Singhania not only shattered the 17-year-old record held by a Swedish national based in the UK, Per Lindstrand, of travelling 64,997 feet in a hot-air balloon above the earth in the USA, but bettered it by a good 4,855 feet when he was floating at 69,852 feet. This is at a height no living being had been and is nearly two-and-half times the height of Mount Everest.
The multi-crore “Project MI-70K” (“Mission Impossible 70,000 feet”), as Singhania’s adventure was christened, will be a crowning glory on Singhania’s series of achievements and honours in
Indian and world aviation.
“I have been an adventurous person all my life and wanted to do something that would lift my country’s image. I had thought of doing this balloon flight for the last seven to eight years,” he had told the media a few months ago.

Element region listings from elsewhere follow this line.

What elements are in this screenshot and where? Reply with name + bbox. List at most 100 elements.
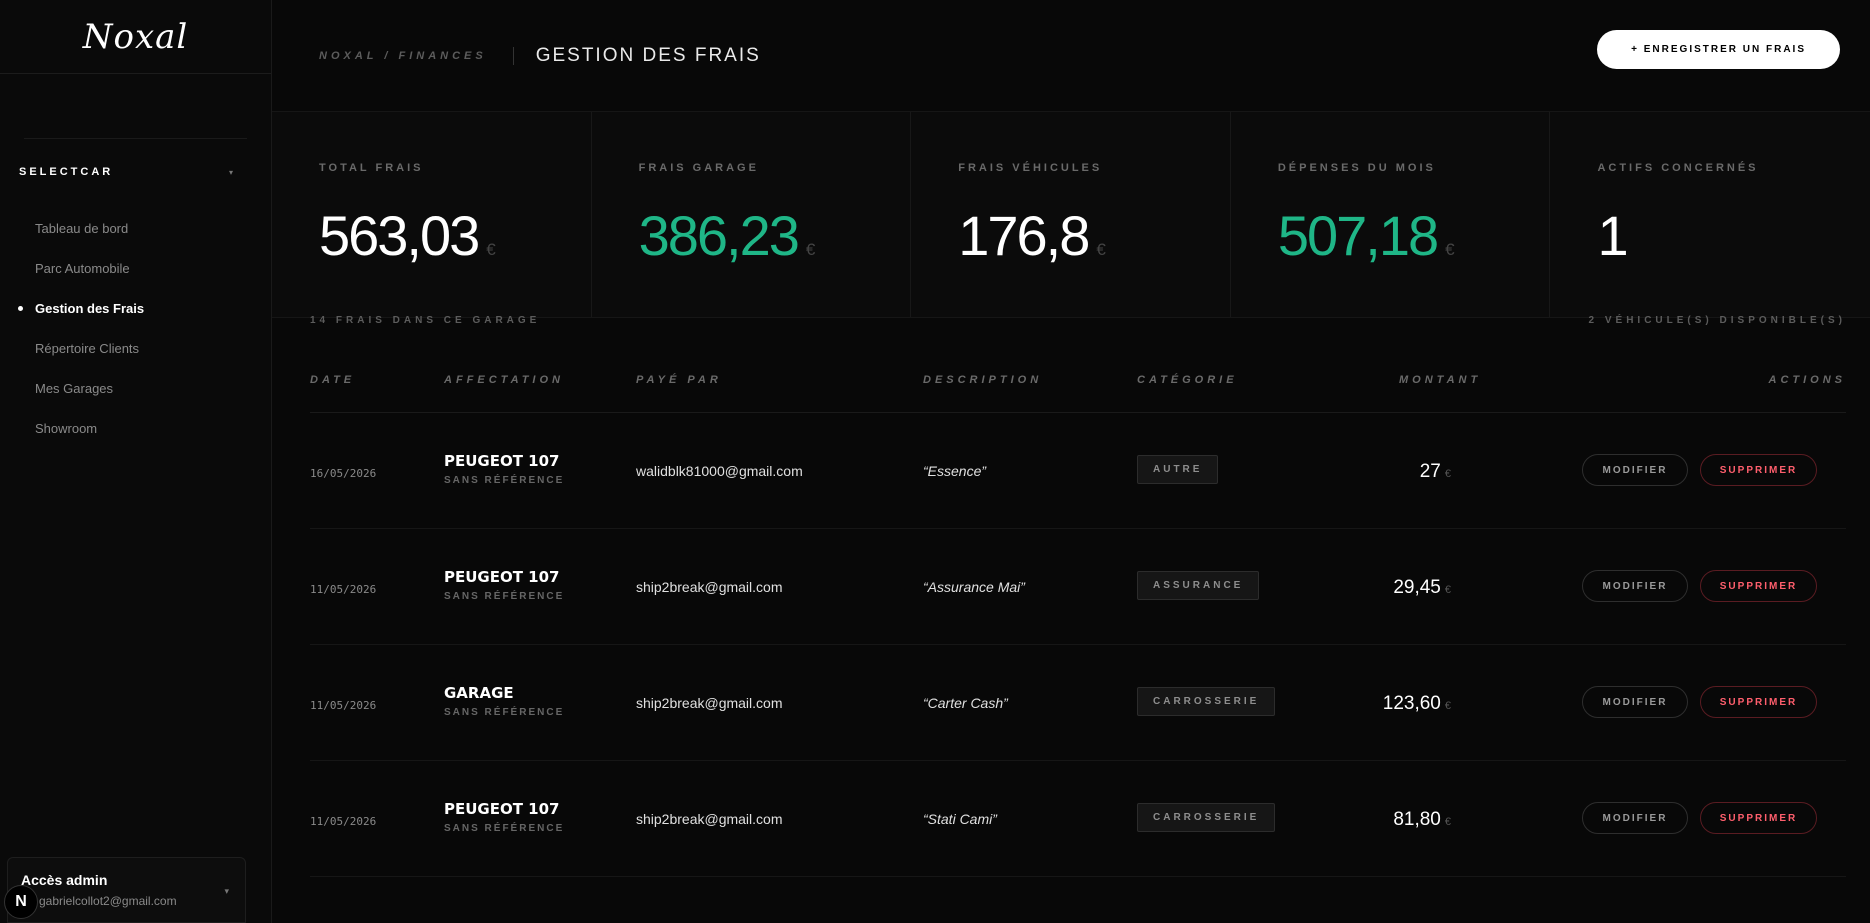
- logo[interactable]: Noxal: [0, 0, 271, 74]
- stat-number: 507,18: [1277, 204, 1439, 267]
- category-badge: ASSURANCE: [1137, 571, 1260, 600]
- edit-button[interactable]: MODIFIER: [1582, 686, 1688, 718]
- currency-symbol: €: [1444, 700, 1451, 712]
- column-header-date[interactable]: DATE: [310, 374, 355, 386]
- admin-title: Accès admin: [21, 872, 108, 888]
- expenses-table: DATE AFFECTATION PAYÉ PAR DESCRIPTION CA…: [310, 328, 1846, 877]
- row-payer: ship2break@gmail.com: [636, 579, 783, 595]
- row-payer: ship2break@gmail.com: [636, 695, 783, 711]
- stat-value: 386,23 €: [639, 203, 911, 268]
- delete-button[interactable]: SUPPRIMER: [1700, 802, 1817, 834]
- column-header-paid-by[interactable]: PAYÉ PAR: [636, 374, 722, 386]
- asset-reference: SANS RÉFÉRENCE: [444, 591, 565, 602]
- row-amount: 81,80 €: [1393, 809, 1451, 831]
- stat-label: FRAIS VÉHICULES: [958, 162, 1103, 174]
- currency-symbol: €: [805, 240, 816, 259]
- row-amount: 27 €: [1420, 461, 1451, 483]
- stat-value: 176,8 €: [958, 203, 1230, 268]
- sidebar-nav: Tableau de bord Parc Automobile Gestion …: [0, 208, 271, 448]
- column-header-description[interactable]: DESCRIPTION: [923, 374, 1042, 386]
- column-header-affectation[interactable]: AFFECTATION: [444, 374, 564, 386]
- amount-value: 81,80: [1393, 809, 1441, 830]
- row-asset: GARAGE SANS RÉFÉRENCE: [444, 684, 564, 718]
- row-date: 11/05/2026: [310, 815, 377, 828]
- chevron-down-icon: ▾: [224, 886, 229, 896]
- workspace-selector[interactable]: SELECTCAR ▾: [0, 166, 271, 178]
- sidebar-item-label: Tableau de bord: [35, 220, 129, 236]
- n-logo-badge-icon[interactable]: N: [4, 885, 38, 919]
- header-left: NOXAL / FINANCES GESTION DES FRAIS: [319, 45, 761, 67]
- workspace-name: SELECTCAR: [19, 166, 114, 178]
- stat-number: 176,8: [958, 204, 1090, 267]
- delete-button[interactable]: SUPPRIMER: [1700, 686, 1817, 718]
- stat-label: DÉPENSES DU MOIS: [1277, 162, 1436, 174]
- stats-row: TOTAL FRAIS 563,03 € FRAIS GARAGE 386,23 €…: [272, 112, 1870, 318]
- stat-number: 386,23: [638, 204, 800, 267]
- stat-frais-garage: FRAIS GARAGE 386,23 €: [591, 112, 912, 317]
- active-dot-icon: [18, 305, 23, 311]
- sidebar-item-label: Parc Automobile: [35, 260, 130, 276]
- sidebar-item-mes-garages[interactable]: Mes Garages: [0, 368, 271, 408]
- asset-name: PEUGEOT 107: [444, 568, 560, 586]
- sidebar-item-label: Showroom: [35, 420, 98, 436]
- page-title: GESTION DES FRAIS: [535, 44, 761, 66]
- stat-value: 507,18 €: [1278, 203, 1550, 268]
- asset-reference: SANS RÉFÉRENCE: [444, 823, 565, 834]
- sidebar-item-repertoire-clients[interactable]: Répertoire Clients: [0, 328, 271, 368]
- stat-frais-vehicules: FRAIS VÉHICULES 176,8 €: [911, 112, 1231, 317]
- row-asset: PEUGEOT 107 SANS RÉFÉRENCE: [444, 800, 564, 834]
- edit-button[interactable]: MODIFIER: [1582, 802, 1688, 834]
- asset-reference: SANS RÉFÉRENCE: [444, 707, 565, 718]
- sidebar-item-label: Mes Garages: [35, 380, 114, 396]
- stat-label: TOTAL FRAIS: [319, 162, 424, 174]
- sidebar-item-gestion-des-frais[interactable]: Gestion des Frais: [0, 288, 271, 328]
- breadcrumb[interactable]: NOXAL / FINANCES: [319, 50, 487, 62]
- amount-value: 27: [1419, 461, 1441, 482]
- admin-email: gabrielcollot2@gmail.com: [39, 894, 177, 908]
- stat-depenses-du-mois: DÉPENSES DU MOIS 507,18 €: [1230, 112, 1551, 317]
- amount-value: 123,60: [1382, 693, 1441, 714]
- asset-name: PEUGEOT 107: [444, 452, 560, 470]
- category-badge: AUTRE: [1137, 455, 1219, 484]
- row-date: 16/05/2026: [310, 467, 377, 480]
- delete-button[interactable]: SUPPRIMER: [1700, 570, 1817, 602]
- sidebar-item-tableau-de-bord[interactable]: Tableau de bord: [0, 208, 271, 248]
- delete-button[interactable]: SUPPRIMER: [1700, 454, 1817, 486]
- app-root: Noxal SELECTCAR ▾ Tableau de bord Parc A…: [0, 0, 1870, 923]
- row-amount: 29,45 €: [1393, 577, 1451, 599]
- expense-count: 14 FRAIS DANS CE GARAGE: [310, 315, 541, 326]
- row-date: 11/05/2026: [310, 583, 377, 596]
- edit-button[interactable]: MODIFIER: [1582, 570, 1688, 602]
- stat-number: 563,03: [319, 204, 480, 267]
- row-description: “Essence”: [923, 463, 987, 479]
- table-row: 11/05/2026 PEUGEOT 107 SANS RÉFÉRENCE sh…: [310, 529, 1846, 645]
- currency-symbol: €: [1444, 584, 1451, 596]
- row-description: “Stati Cami”: [923, 811, 997, 827]
- sidebar-item-showroom[interactable]: Showroom: [0, 408, 271, 448]
- admin-account-card[interactable]: Accès admin gabrielcollot2@gmail.com ▾: [7, 857, 246, 923]
- table-row: 11/05/2026 PEUGEOT 107 SANS RÉFÉRENCE sh…: [310, 761, 1846, 877]
- asset-name: GARAGE: [444, 684, 514, 702]
- sidebar-item-label: Gestion des Frais: [35, 300, 145, 316]
- sidebar-item-parc-automobile[interactable]: Parc Automobile: [0, 248, 271, 288]
- logo-text: Noxal: [82, 16, 189, 57]
- table-row: 11/05/2026 GARAGE SANS RÉFÉRENCE ship2br…: [310, 645, 1846, 761]
- asset-name: PEUGEOT 107: [444, 800, 560, 818]
- stat-label: FRAIS GARAGE: [638, 162, 759, 174]
- available-vehicles: 2 VÉHICULE(S) DISPONIBLE(S): [1588, 315, 1846, 326]
- row-description: “Assurance Mai”: [923, 579, 1025, 595]
- column-header-category[interactable]: CATÉGORIE: [1137, 374, 1238, 386]
- stat-actifs-concernes: ACTIFS CONCERNÉS 1: [1550, 112, 1870, 317]
- sidebar-divider: [24, 138, 247, 139]
- column-header-actions: ACTIONS: [1768, 374, 1846, 386]
- amount-value: 29,45: [1393, 577, 1441, 598]
- stat-number: 1: [1597, 204, 1628, 267]
- currency-symbol: €: [486, 240, 496, 259]
- edit-button[interactable]: MODIFIER: [1582, 454, 1688, 486]
- column-header-amount[interactable]: MONTANT: [1399, 374, 1481, 386]
- add-expense-button[interactable]: + ENREGISTRER UN FRAIS: [1597, 30, 1840, 69]
- table-row: 16/05/2026 PEUGEOT 107 SANS RÉFÉRENCE wa…: [310, 413, 1846, 529]
- row-asset: PEUGEOT 107 SANS RÉFÉRENCE: [444, 452, 564, 486]
- row-date: 11/05/2026: [310, 699, 377, 712]
- stat-total-frais: TOTAL FRAIS 563,03 €: [272, 112, 592, 317]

Following the successful trailblazing balloon adventure, the 67-year-old chairman-emeritus of the Raymond Group, now joins the ranks of Yuri Gagarin, Charles Lindbergh, Amelia Earhart, Kalpana Chawla and a handful of mortals around the world, who became legends after scaling previously unscaled pinnacles of grit and glory.
Singhania shot into the limelight when he completed the fastest solo flight in a microlight aircraft from London to Ahmedabad — a distance of 5430 miles (approximately 8,738 km) — in 22 days in August-September 1988, creating a new record that was noted by the Guinness Book of Records.
In his memoirs, An Angel in the Cockpit, he narrated how he had encountered hostile reception in countries like Pakistan and Saudi Arabia and once his microlight almost crashed into the shark-infested Mediterranean Sea. He bagged the Federation Aeronautique Internationale (FAI)’s gold medal — considered the Nobel Prize equivalent of the world of aviation sports, following a 24-day 34,000 km odyssey during the World Air Race-1994.
An impressive 5,000-plus flying hours below his seat-belt, Dr Singhania has truly emerged a living legend in India — like another great aviation enthusiast, the Bharat Ratna, the late JRD Tata.